From: Kairui Song <ryncsn@gmail.com>
To: Barry Song <21cnbao@gmail.com>
Cc: wangkefeng.wang@huawei.com, akpm@linux-foundation.org,
baolin.wang@linux.alibaba.com, chrisl@kernel.org,
david@redhat.com, hanchuanhua@oppo.com, hannes@cmpxchg.org,
hch@infradead.org, hughd@google.com, kaleshsingh@google.com,
linux-kernel@vger.kernel.org, linux-mm@kvack.org,
mhocko@suse.com, minchan@kernel.org, nphamcs@gmail.com,
ryan.roberts@arm.com, senozhatsky@chromium.org,
shakeel.butt@linux.dev, shy828301@gmail.com, surenb@google.com,
v-songbaohua@oppo.com, willy@infradead.org, xiang@kernel.org,
ying.huang@intel.com, yosryahmed@google.com
Subject: Re: [PATCH v6 2/2] mm: support large folios swap-in for zRAM-like devices
Date: Sat, 17 Aug 2024 00:50:00 +0800 [thread overview]
Message-ID: <CAMgjq7AeVkmOiVFa4-iP4nbyX3LHft_5wfvV_raj_N+twdzMKQ@mail.gmail.com> (raw)
In-Reply-To: <20240815230612.77266-1-21cnbao@gmail.com>
On Fri, Aug 16, 2024 at 7:06 AM Barry Song <21cnbao@gmail.com> wrote:
>
> On Fri, Aug 16, 2024 at 1:27 AM Kefeng Wang <wangkefeng.wang@huawei.com> wrote:
> >
> >
> >
> > On 2024/8/15 17:47, Kairui Song wrote:
> > > On Fri, Aug 2, 2024 at 8:21 PM Barry Song <21cnbao@gmail.com> wrote:
> > >>
> > >> From: Chuanhua Han <hanchuanhua@oppo.com>
> > >
> > > Hi Chuanhua,
> > >
> > >>
> > ...
> >
> > >> +
> > >> +static struct folio *alloc_swap_folio(struct vm_fault *vmf)
> > >> +{
> > >> + struct vm_area_struct *vma = vmf->vma;
> > >> +#ifdef CONFIG_TRANSPARENT_HUGEPAGE
> > >> + unsigned long orders;
> > >> + struct folio *folio;
> > >> + unsigned long addr;
> > >> + swp_entry_t entry;
> > >> + spinlock_t *ptl;
> > >> + pte_t *pte;
> > >> + gfp_t gfp;
> > >> + int order;
> > >> +
> > >> + /*
> > >> + * If uffd is active for the vma we need per-page fault fidelity to
> > >> + * maintain the uffd semantics.
> > >> + */
> > >> + if (unlikely(userfaultfd_armed(vma)))
> > >> + goto fallback;
> > >> +
> > >> + /*
> > >> + * A large swapped out folio could be partially or fully in zswap.

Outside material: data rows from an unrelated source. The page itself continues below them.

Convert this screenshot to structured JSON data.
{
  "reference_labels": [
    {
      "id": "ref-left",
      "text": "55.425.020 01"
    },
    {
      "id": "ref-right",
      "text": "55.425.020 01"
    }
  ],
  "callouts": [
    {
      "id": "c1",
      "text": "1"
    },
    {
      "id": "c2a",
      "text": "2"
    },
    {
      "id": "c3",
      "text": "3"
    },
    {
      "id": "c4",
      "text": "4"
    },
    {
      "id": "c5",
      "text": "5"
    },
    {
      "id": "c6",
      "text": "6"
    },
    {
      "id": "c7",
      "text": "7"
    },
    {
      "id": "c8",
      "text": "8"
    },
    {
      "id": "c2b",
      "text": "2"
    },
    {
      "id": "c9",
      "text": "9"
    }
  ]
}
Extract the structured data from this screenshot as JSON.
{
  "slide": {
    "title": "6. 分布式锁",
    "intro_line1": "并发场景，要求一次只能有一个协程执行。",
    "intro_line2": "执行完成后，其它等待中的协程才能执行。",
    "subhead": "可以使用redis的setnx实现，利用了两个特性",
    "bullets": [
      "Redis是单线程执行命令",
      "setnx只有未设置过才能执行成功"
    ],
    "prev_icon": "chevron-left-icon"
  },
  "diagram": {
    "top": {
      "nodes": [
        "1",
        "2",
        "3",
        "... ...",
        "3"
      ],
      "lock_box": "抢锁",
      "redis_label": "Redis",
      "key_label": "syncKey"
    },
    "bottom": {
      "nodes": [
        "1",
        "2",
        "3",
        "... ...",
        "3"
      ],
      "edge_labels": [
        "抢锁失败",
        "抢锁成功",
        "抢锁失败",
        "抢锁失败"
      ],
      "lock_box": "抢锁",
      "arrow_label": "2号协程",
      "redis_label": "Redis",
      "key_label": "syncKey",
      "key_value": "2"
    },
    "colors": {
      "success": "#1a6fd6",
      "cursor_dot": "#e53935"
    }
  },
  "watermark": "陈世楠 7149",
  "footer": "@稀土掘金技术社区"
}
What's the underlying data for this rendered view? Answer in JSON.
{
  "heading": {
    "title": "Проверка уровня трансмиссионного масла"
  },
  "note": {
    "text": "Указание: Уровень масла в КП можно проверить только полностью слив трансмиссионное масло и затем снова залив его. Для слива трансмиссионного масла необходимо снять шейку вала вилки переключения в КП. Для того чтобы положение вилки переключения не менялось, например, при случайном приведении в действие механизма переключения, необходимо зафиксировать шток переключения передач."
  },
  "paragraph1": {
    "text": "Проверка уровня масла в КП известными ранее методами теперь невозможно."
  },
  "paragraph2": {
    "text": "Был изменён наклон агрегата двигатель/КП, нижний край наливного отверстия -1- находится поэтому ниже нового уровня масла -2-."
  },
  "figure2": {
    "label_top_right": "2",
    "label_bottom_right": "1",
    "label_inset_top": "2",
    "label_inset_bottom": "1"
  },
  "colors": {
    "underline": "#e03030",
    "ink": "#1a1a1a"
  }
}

We
> > >> + * lack handling for such cases, so fallback to swapping in order-0
> > >> + * folio.
> > >> + */
> > >> + if (!zswap_never_enabled())
> > >> + goto fallback;
> > >> +
> > >> + entry = pte_to_swp_entry(vmf->orig_pte);
> > >> + /*
> > >> + * Get a list of all the (large) orders below PMD_ORDER that are enabled
> > >> + * and suitable for swapping THP.
> > >> + */
> > >> + orders = thp_vma_allowable_orders(vma, vma->vm_flags,
> > >> + TVA_IN_PF | TVA_ENFORCE_SYSFS, BIT(PMD_ORDER) - 1);
> > >> + orders = thp_vma_suitable_orders(vma, vmf->address, orders);
> > >> + orders = thp_swap_suitable_orders(swp_offset(entry), vmf->address, orders);
> > >> +
> > >> + if (!orders)
> > >> + goto fallback;
> > >> +
> > >> + pte = pte_offset_map_lock(vmf->vma->vm_mm, vmf->pmd, vmf->address & PMD_MASK, &ptl);
> > >> + if (unlikely(!pte))
> > >> + goto fallback;
> > >> +
> > >> + /*
> > >> + * For do_swap_page, find the highest order where the aligned range is
> > >> + * completely swap entries with contiguous swap offsets.
> > >> + */
> > >> + order = highest_order(orders);
> > >> + while (orders) {
> > >> + addr = ALIGN_DOWN(vmf->address, PAGE_SIZE << order);
> > >> + if (can_swapin_thp(vmf, pte + pte_index(addr), 1 << order))
> > >> + break;
> > >> + order = next_order(&orders, order);
> > >> + }
> > >> +
> > >> + pte_unmap_unlock(pte, ptl);
> > >> +
> > >> + /* Try allocating the highest of the remaining orders. */
> > >> + gfp = vma_thp_gfp_mask(vma);
> > >> + while (orders) {
> > >> + addr = ALIGN_DOWN(vmf->address, PAGE_SIZE << order);
> > >> + folio = vma_alloc_folio(gfp, order, vma, addr, true);
> > >> + if (folio)
> > >> + return folio;
> > >> + order = next_order(&orders, order);
> > >> + }
> > >> +
> > >> +fallback:
> > >> +#endif
> > >> + return vma_alloc_folio(GFP_HIGHUSER_MOVABLE, 0, vma, vmf->address, false);
> > >> +}
> > >> +
> > >> +
> > >> /*
> > >> * We enter with non-exclusive mmap_lock (to exclude vma changes,
> > >> * but allow concurrent faults), and pte mapped but not yet locked.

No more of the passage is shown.